Thank you all. Riley is 6.1kg and is approx 12-13" high at his shoulder- couldn't get him to stand still but thereabouts, neck to tail he is about 13-14" long.
He seems to have had a bit of a growth spurt between 14-16 weeks but now slowed down again, would love to know how big he will end up as I am forever being asked!!


----------



## Rileypoo (Dec 1, 2011)

avrildunseath said:


> Riley is absolutely gorgeous . He looks like my cockapoo Pippa and she is also the same age as Riley.

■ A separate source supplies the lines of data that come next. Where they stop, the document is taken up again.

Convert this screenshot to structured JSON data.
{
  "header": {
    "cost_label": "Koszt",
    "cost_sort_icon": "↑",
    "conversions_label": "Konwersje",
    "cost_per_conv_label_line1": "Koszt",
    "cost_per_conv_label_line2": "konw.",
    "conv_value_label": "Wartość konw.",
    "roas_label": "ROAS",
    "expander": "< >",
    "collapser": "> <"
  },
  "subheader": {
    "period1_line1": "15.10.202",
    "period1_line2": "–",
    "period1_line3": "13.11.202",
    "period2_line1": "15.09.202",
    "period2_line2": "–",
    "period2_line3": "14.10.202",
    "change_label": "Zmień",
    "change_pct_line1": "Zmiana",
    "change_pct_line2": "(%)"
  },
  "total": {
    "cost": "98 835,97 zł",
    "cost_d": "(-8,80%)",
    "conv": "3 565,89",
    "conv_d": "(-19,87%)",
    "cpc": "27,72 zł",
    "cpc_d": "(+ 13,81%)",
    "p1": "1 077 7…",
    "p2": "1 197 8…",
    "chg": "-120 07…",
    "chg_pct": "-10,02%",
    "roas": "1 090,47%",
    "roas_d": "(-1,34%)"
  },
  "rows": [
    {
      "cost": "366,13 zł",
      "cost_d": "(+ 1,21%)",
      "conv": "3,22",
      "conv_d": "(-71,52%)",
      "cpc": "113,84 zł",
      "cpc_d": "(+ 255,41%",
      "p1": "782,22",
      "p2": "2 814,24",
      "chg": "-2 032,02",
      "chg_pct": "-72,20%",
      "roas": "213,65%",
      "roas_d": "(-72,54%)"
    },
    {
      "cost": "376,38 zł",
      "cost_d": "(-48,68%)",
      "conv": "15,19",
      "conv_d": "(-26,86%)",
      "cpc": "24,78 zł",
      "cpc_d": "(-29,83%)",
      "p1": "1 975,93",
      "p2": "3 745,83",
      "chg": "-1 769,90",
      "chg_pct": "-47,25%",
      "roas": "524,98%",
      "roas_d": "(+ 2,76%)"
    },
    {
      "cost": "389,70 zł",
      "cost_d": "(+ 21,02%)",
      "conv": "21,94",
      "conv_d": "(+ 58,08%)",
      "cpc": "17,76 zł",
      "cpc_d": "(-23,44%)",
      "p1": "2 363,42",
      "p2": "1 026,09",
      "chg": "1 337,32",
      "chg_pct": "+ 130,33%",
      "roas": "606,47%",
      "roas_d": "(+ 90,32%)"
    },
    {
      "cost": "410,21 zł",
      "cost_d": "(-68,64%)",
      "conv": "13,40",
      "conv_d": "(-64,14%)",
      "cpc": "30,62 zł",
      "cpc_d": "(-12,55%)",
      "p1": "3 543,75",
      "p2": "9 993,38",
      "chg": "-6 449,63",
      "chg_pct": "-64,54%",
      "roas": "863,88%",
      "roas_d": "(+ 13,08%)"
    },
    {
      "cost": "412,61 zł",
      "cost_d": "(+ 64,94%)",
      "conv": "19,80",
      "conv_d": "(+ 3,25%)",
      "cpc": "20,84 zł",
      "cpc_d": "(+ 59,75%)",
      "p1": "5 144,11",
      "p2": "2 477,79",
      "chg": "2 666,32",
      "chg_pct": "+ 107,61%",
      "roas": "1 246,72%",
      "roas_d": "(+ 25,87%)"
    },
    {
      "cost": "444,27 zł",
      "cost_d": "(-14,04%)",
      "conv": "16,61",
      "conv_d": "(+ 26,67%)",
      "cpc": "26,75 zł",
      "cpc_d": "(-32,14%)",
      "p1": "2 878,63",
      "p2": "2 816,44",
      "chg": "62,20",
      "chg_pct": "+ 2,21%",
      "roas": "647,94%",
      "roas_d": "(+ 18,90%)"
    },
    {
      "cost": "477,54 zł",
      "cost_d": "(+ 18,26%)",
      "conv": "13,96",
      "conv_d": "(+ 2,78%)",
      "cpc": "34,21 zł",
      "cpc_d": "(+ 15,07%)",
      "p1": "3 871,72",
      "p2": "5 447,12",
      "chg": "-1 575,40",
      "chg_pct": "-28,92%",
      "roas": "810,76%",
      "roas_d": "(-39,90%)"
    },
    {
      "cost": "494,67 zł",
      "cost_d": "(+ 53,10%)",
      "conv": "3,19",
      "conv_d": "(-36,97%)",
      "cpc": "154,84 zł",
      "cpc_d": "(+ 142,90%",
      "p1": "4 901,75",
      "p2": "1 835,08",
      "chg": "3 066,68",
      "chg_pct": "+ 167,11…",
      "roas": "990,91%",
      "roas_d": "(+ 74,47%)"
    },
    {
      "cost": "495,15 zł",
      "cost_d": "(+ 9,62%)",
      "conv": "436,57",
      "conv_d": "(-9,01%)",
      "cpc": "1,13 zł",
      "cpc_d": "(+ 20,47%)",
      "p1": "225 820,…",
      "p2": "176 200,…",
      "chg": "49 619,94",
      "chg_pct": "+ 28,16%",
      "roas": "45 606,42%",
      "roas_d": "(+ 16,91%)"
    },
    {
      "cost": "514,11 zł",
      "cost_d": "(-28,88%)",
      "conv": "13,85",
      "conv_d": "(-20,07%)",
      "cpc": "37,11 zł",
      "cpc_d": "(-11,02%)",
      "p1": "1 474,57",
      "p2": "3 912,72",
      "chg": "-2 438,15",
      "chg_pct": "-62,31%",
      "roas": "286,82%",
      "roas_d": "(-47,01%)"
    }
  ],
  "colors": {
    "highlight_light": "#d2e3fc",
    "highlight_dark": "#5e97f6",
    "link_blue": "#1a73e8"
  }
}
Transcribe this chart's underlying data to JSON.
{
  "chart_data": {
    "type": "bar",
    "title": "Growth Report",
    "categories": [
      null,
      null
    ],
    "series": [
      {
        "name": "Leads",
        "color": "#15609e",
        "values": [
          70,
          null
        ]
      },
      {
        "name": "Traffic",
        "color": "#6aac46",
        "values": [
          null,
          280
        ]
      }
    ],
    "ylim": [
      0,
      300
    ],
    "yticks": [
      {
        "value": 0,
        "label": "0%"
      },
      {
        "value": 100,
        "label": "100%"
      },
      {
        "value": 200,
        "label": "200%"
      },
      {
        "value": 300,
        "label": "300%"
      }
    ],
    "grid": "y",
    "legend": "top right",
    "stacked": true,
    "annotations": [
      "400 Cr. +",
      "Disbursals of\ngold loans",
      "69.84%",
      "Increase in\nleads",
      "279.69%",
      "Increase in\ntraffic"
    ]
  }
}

Do you have any pics of Pippa on here would love to see?


----------



## karen55 (Jan 14, 2012)

He certainly a good looker...just want to plonk a kiss on that sweet nose.


----------



## avrildunseath (Oct 30, 2011)

You will see a picture of Pippa if you look at the new members section . Pippa was only about 9 weeks in the picture. I must get some more recent pictures of her . I will post some new pictures soon. Is Riley a toy cockapoo. Pippas weight and height seems very similar to Riley. I'm like you I'm very curious to know what size she will be as an adult.


----------



## Jedicrazy (Apr 26, 2011)

Riley, such a gorgeous boy! I think your pic in the Equafleece comp is my fav too.


----------



## Rileypoo (Dec 1, 2011)

I found her!! She is gorgeous!!! 
If you could post a current pic that would be great. Riley is a miniature poodle cross xx


----------



## Rileypoo (Dec 1, 2011)

Ah thank you, I think he is gorgeous but aren't they all, he is a cheeky chap but so loving and his equafleece is fantastic - so many people comment on it and my husband has finally accepted it!!


----------



## deb (Jun 23, 2011)

He's a smasher! Love him.


----------